Common clinical questions about NUBEQA vs ANDROID 25, answered by our medical review team.

1. What is the main difference between NUBEQA and ANDROID 25?

NUBEQA is a Androgen Receptor Inhibitor that works by Androgen receptor inhibitor; binds to the androgen receptor and inhibits nuclear translocation, DNA binding, and recruitment of coactivators, thereby reducing prostate cancer cell proliferation.. ANDROID 25 is a Androgen that works by Android 25 contains methyltestosterone, a synthetic androgen that binds to androgen receptors, promoting protein synthesis and anabolic effects. It also inhibits gonadotropin secretion from the pituitary, reducing endogenous testosterone production.. They differ in pharmacokinetic profiles, FDA-approved indications, and side effect profiles.

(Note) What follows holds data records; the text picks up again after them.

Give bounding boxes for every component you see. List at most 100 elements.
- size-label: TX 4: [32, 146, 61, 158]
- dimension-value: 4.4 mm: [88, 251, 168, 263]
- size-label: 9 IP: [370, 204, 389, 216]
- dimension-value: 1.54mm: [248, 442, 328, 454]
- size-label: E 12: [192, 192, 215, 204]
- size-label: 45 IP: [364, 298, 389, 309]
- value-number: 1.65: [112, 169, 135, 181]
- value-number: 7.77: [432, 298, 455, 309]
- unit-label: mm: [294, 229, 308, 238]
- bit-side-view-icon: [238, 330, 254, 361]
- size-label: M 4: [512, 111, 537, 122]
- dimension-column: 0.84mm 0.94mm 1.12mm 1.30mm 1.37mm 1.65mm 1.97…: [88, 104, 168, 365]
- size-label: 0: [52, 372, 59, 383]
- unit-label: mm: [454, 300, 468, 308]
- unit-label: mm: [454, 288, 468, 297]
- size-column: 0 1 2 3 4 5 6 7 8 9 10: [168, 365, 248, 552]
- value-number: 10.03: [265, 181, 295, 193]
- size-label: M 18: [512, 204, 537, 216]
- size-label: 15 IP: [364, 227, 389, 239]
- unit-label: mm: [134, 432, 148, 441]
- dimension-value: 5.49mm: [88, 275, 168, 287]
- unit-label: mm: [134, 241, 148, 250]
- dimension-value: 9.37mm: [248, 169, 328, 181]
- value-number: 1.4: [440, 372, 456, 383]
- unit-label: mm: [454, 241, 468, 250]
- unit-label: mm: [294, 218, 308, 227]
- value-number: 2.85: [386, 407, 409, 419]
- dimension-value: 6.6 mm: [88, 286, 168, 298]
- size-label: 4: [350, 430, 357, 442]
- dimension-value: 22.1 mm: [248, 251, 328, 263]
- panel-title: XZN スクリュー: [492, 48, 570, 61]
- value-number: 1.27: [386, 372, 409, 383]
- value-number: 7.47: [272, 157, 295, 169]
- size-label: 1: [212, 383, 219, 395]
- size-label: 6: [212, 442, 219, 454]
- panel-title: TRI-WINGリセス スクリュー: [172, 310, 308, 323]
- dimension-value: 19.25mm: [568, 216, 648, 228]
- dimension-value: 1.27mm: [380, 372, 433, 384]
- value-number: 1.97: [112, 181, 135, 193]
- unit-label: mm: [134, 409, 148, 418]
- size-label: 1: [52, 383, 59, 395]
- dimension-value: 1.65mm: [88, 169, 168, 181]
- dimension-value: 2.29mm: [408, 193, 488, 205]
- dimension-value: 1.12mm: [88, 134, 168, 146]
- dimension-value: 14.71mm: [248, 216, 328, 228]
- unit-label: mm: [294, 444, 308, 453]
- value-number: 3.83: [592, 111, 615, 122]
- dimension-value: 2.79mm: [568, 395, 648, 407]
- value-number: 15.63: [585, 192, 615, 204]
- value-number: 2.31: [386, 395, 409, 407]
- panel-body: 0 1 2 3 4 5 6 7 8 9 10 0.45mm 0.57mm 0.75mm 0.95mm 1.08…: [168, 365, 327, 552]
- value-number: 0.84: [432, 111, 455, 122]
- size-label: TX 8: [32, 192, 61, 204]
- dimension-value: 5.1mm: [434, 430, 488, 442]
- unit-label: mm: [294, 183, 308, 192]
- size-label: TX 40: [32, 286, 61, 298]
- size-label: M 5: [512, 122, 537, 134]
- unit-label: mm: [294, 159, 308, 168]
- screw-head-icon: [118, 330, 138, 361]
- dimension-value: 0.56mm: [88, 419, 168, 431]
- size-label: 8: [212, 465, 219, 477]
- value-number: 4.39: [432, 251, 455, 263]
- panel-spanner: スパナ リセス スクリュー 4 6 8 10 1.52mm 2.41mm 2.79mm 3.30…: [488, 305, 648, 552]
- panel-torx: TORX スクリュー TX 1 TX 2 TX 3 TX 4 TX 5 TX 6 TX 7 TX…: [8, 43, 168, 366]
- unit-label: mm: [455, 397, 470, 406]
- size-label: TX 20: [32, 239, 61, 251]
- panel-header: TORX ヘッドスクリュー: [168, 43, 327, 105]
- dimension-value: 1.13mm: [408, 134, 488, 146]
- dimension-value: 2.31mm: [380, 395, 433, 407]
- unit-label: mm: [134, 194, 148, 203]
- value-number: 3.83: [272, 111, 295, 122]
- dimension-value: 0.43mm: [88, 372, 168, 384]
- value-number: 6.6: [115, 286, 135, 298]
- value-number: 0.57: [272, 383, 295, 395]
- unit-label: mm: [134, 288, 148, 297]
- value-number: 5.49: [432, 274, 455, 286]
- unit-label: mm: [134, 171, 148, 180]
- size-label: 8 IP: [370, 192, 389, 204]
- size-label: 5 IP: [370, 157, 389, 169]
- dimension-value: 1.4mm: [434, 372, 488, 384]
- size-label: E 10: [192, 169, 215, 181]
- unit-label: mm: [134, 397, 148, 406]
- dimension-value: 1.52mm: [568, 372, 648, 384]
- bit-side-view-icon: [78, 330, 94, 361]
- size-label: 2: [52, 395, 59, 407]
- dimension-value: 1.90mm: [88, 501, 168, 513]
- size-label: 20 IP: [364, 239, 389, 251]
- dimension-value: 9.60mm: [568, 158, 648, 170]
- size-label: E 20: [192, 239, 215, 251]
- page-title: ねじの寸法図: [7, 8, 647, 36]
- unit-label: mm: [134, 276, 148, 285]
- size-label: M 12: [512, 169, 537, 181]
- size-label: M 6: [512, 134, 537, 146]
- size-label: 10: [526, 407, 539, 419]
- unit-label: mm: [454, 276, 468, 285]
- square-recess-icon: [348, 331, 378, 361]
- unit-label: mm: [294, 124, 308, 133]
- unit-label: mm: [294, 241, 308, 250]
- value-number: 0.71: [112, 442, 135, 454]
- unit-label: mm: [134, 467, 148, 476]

2. Which is stronger: NUBEQA or ANDROID 25?

Potency comparisons between NUBEQA and ANDROID 25 depend on the specific clinical indication. These are agents from distinct pharmacological classes and are not directly interchangeable by dose. A physician or clinical pharmacist should guide any therapeutic switching decisions.

3. What is the standard dosing for NUBEQA vs ANDROID 25?

The standard adult dose of NUBEQA is: 600 mg orally twice daily with food.. The standard adult dose of ANDROID 25 is: Testosterone 25 mg subcutaneously or intramuscularly every 2 to 4 weeks. Alternatively, 125 mg intramuscularly every 10 days.. Dosing should always be individualized based on indication, renal and hepatic function, age, and other patient factors.

4. Can you take NUBEQA and ANDROID 25 together?

No direct drug-drug interaction has been formally documented between NUBEQA and ANDROID 25 in current clinical databases. However, individual patient risk factors including other medications, organ function, and comorbidities should always be evaluated by a qualified healthcare provider.

5. Are NUBEQA and ANDROID 25 safe during pregnancy?

The maternal-fetal safety profiles differ. NUBEQA is classified as Category C. NUBEQA (darolutamide) is contraindicated in pregnancy. Based on its mechanism of action (androgen receptor inhibition), it can cause fetal harm. Animal studies have shown adverse d. ANDROID 25 is classified as Category C. Android 25 (methyltestosterone) is an androgen. First trimester: Virilization of female fetus, including clitoromegaly, labial fusion, urogenital sinus abnormalities if exposure oc. Always consult a maternal-fetal medicine specialist before taking either drug during pregnancy or lactation.